Carvertise's rapid growth isn't slowing down — thanks in part to rideshare advertising - Delaware


Jan. 8, 2020 2:29 pm

Carvertise’s rapid growth isn’t slowing down — thanks in part to rideshare advertising

In eight years, the Delaware brand has gone from curious startup to national juggernaut — and it's starting 2020 with its first international market.
Carvertise goes to Canada.

Carvertise goes to Canada.

(Courtesy photo)

When Carvertise had its first $1 million year in 2016, it was a rapidly growing company that hadn’t yet tapped into an advertising trend that would change the game for the industry: rideshare advertising.

“For the past 10 years, there’s been a societal change that’s been happening,” said Mac Nagaswami Macleod, the car-wrapping company’s charismatic cofounder, in a recent interview with “Thirty-six percent of the entire U.S. workforce participates in the gig economy, either on the side or as a full-time hustle, whether it be TaskRabbit, Uber, Door Dash — you name it. The proliferation of the gig economy is a very, very contemporary cultural trend.”

Part of the rise of rideshare companies like Uber and Lyft — which Nagaswami Macleod calls “meteoric” — has to do with its sheer convenience compared to hailing a taxi. More people use rideshare today than they do taxis, by a wide margin, even in cities with a taxi culture like New York City.

The advertising industry, Nagaswami Macleod said, has not kept up with the cultural shift. Ad spending on taxi advertising is still closely tracked as a major market, while the rideshare advertising market is still virtually dataless.

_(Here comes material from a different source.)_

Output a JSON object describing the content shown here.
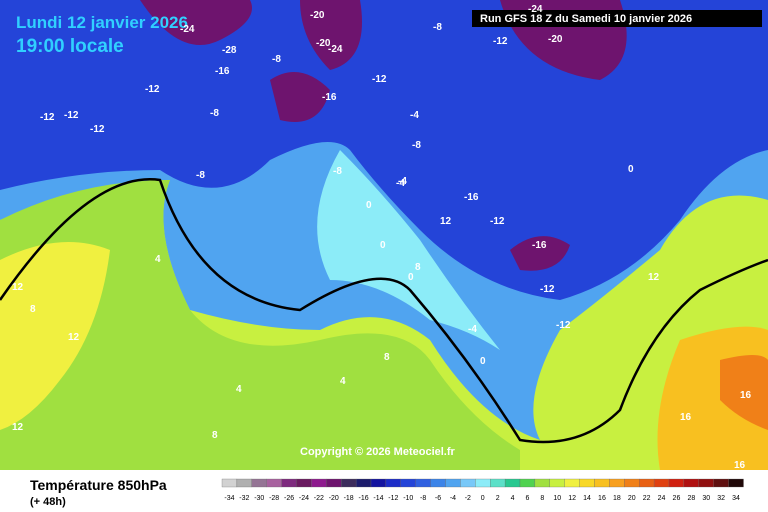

Carvertise, which pays drivers to wrap their cars with brands’ ads, starting inviting rideshare drivers to wrap their cars early last year.

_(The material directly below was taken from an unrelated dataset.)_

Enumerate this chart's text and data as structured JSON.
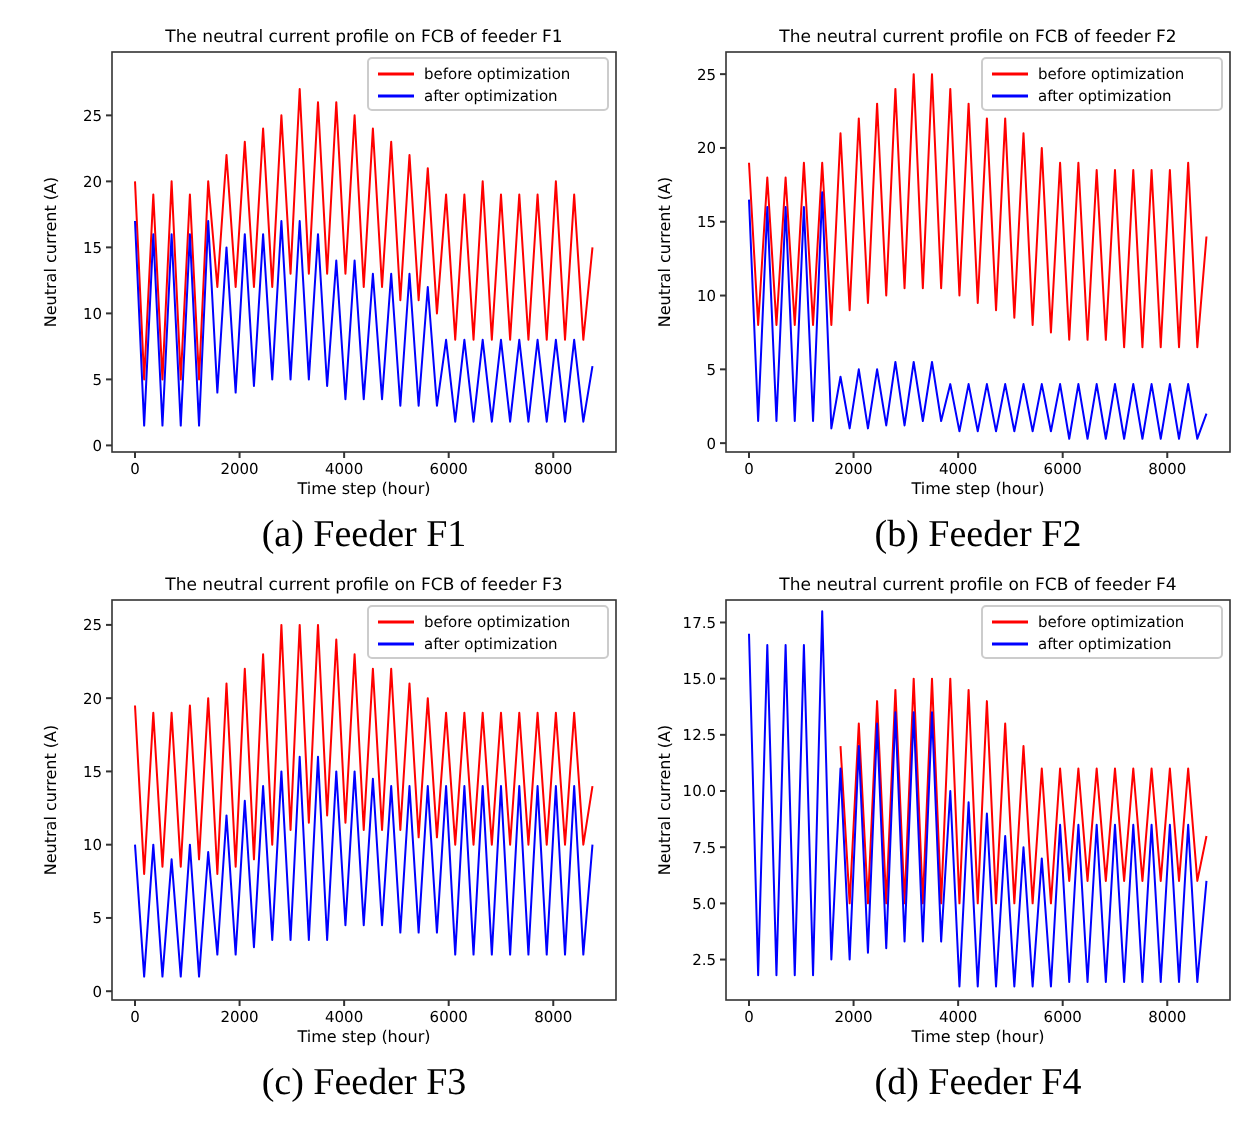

“There are 900,000 Uber drivers [as of 2018] — we’re not even counting Lyft,” he said. “There’s a new global class of vehicles moving around, and advertisers haven’t shifted their attention to this new way people move. It’s been Carvertise here in Wilmington, Delaware, pioneering this format on a national scale.”

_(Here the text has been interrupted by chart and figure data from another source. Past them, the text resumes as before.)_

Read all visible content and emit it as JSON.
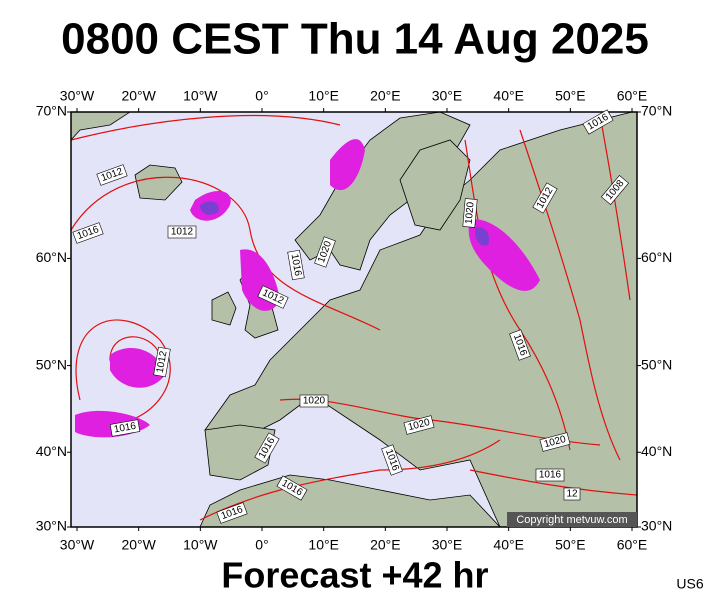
{
  "header": {
    "title": "0800 CEST Thu 14 Aug 2025"
  },
  "map": {
    "lon_ticks": [
      {
        "value": -30,
        "label": "30°W"
      },
      {
        "value": -20,
        "label": "20°W"
      },
      {
        "value": -10,
        "label": "10°W"
      },
      {
        "value": 0,
        "label": "0°"
      },
      {
        "value": 10,
        "label": "10°E"
      },
      {
        "value": 20,
        "label": "20°E"
      },
      {
        "value": 30,
        "label": "30°E"
      },
      {
        "value": 40,
        "label": "40°E"
      },
      {
        "value": 50,
        "label": "50°E"
      },
      {
        "value": 60,
        "label": "60°E"
      }
    ],
    "lat_ticks": [
      {
        "value": 70,
        "label": "70°N"
      },
      {
        "value": 60,
        "label": "60°N"
      },
      {
        "value": 50,
        "label": "50°N"
      },
      {
        "value": 40,
        "label": "40°N"
      },
      {
        "value": 30,
        "label": "30°N"
      }
    ],
    "isobar_labels": [
      "1012",
      "1016",
      "1012",
      "1016",
      "1020",
      "1012",
      "1012",
      "1016",
      "1020",
      "1020",
      "1016",
      "1016",
      "1016",
      "1016",
      "1020",
      "1012",
      "1008",
      "1016",
      "1016",
      "1020",
      "1016",
      "12"
    ],
    "copyright": "Copyright metvuw.com"
  },
  "footer": {
    "forecast": "Forecast +42 hr",
    "code": "US6"
  }
}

According to Nagaswami Macleod, Carvertise is the world’s largest rideshare advertising company.’s research doesn’t dispute it: Carvertise’s closest competitor, the San Fransisco-based, venture capital-backed Wrapify, founded in 2015, doesn’t appear to be experiencing the same growth rate, with a reported 200,000 drivers overall (rideshare and otherwise). Carvertise reports 550,000 drivers overall in 75 markets.

The company is well-positioned in an industry that seems to be on the edge of a boom: A 2019 Neilsen out-of-home advertising study showed that wrapped cars are the most memorable form of transit-based advertiser.

“That [report] was a game changer for us,” Nagaswami Macleod said. “Intuitively, what you see less stands out more. A highly decorated wrapped car gets your attention. When they said that, that was really big.”

Especially since rapid growth had already been happening, before Neilsen’s report.

“We’ve had 150% growth per year,” he said. “It’s like everybody’s sleeping. We’re like — wake up! The trends have changed! And part of what has contributed to our high year-over-year growth is the fact that our brand partners recognize the changing trends.”

In Carvertise’s main markets, which, in addition to the Wilmington HQ are Philadelphia, New York City, Boston, Chicago, Dallas and Los Angeles (all of which have local Carvertise sales teams), most brand partners are regional — businesses like law firms, fitness centers and restaurants.

“They get it,” he said. Major brands like EA Sports, Amazon and Sprint are also clients, often ordering campaigns that run in the many markets across the country where Carvertise has a presence.

The newest such market is Toronto, Canada — Carvertise’s first city outside of the United States. The Florida tourism marketing company Visit Tampa Bay strategically contracted a fleet of cars to be wrapped with its sunny, warm weather advertising during Toronto’s bitter winter season.

For Carvertise, which produces all of the car decals from two industrial printers at its Wilmington HQ, stepping into the international market is a big deal, both economically and logistically.

“It’s gone surprisingly smooth, which gives us positive encouragement,” Nagaswami Macleod said.

No word on when they’ll cross the ocean, but there have been overseas inquiries:  “We’ve been asked about London, and as far as parts of Australia,” said the cofounder. “It’s a special time, and we’re pushing forward.”